GETTARE FUOCO

Giovedì - XXIX settimana del Tempo Ordinario

Il vangelo di oggi è come un roveto ardente, di fronte al quale conviene subito togliere i sandali del timore e della manipolazione. 

«Sono venuto a gettare fuoco sulla terra, e quanto vorrei che fosse già acceso!
Ho un battesimo nel quale sarò battezzato, 
e come sono angosciato finché non sia compiuto!» (Lc 12,49-50).

Le parole con cui Gesù rivela la determinazione del suo cuore non possono essere né addomesticate, né troppo facilmente intese. Infatti, l’immagine del fuoco intercetta immediatamente ciò che in noi è sempre maggiormente irrisolto: la paura di soffrire e la sete di vendetta per il male ricevuto. Né l’una né l’altra cosa sono il motivo per cui il fuoco del vangelo vuole divampare sulla terra. Il battesimo di cui parla il Signore è quello nella verità, dove ogni legame ingenuo è chiamato a diventare autentico.

«Pensate che io sia venuto a portare pace sulla terra? No, io vi dico, ma divisione» (12,51).

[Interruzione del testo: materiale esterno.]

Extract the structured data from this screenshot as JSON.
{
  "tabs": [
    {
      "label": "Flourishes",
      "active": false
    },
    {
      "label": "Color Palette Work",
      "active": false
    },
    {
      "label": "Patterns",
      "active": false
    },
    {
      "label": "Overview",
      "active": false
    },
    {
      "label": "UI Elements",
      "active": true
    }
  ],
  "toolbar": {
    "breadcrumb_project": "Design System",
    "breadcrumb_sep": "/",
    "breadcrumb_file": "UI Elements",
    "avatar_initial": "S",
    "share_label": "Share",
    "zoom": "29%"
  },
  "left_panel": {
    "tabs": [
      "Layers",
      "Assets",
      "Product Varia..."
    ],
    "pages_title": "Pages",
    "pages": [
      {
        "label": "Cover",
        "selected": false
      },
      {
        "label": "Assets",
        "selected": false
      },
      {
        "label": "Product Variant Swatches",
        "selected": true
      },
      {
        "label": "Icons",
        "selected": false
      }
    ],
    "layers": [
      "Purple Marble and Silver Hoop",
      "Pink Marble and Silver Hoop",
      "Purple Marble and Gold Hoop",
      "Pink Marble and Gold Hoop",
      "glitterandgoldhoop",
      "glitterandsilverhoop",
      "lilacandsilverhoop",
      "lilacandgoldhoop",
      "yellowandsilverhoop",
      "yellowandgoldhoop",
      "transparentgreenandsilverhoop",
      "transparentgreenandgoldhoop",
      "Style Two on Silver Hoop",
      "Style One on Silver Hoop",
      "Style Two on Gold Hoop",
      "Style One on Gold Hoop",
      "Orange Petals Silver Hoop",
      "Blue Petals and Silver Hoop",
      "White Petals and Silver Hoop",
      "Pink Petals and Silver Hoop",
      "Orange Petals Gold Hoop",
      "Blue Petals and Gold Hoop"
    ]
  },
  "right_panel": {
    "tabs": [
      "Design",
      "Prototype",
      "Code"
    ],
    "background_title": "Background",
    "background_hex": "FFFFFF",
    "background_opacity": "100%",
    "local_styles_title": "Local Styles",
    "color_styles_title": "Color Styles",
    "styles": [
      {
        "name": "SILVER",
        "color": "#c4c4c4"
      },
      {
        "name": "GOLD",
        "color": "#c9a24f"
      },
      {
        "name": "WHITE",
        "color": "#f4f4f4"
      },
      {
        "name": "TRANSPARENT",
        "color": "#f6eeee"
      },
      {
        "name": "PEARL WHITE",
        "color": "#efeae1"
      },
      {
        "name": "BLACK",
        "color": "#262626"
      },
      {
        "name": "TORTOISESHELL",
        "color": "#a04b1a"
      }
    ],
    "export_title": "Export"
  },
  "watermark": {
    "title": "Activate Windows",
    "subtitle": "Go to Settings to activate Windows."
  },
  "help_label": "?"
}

Questo inno alla divisione, che si specifica subito in una libertà da praticare anzitutto nei legami familiari, ci aiuta a capire che l’amore — quando è vero — non si propaga meccanicamente, come fa l’incendio in un bosco.  Ciascuno di noi è chiamato a scegliere di entrare nel dinamismo della carità solo attraverso un atto di libertà. Con queste parole Gesù demolisce il mito di un amore facile e scontato, per proporre il cammino verso un amore libero. Libero persino da se stesso e da ogni aspettativa. Un amore che non ha paura di accettare il conflitto e la divisione come momenti indispensabili per restare in modo paritario davanti al volto dell’altro. Un amore che, soprattutto, ha ormai superato l’imbarazzo e la vergogna di compiere quel gesto che più di ogni altro profuma di vera carità: piegare le ginocchia e offrire al cielo l’incenso della propria preghiera, affinché la vita dell’altro sia piena. 

«Fratelli, io piego le ginocchia davanti al Padre, dal quale ha origine 
ogni discendenza in cielo e sulla terra, perché vi conceda, secondo la ricchezza della sua gloria, 
di essere potentemente rafforzati nell’uomo interiore mediante il suo Spirito» (Ef 3,14-16).

Forse l’intreccio delle letture ci consegna una profezia: solo ginocchia che sanno piegarsi possono essere anche mani che gettano il fuoco dell’amore. Quello che arde senza consumare, né consumarsi.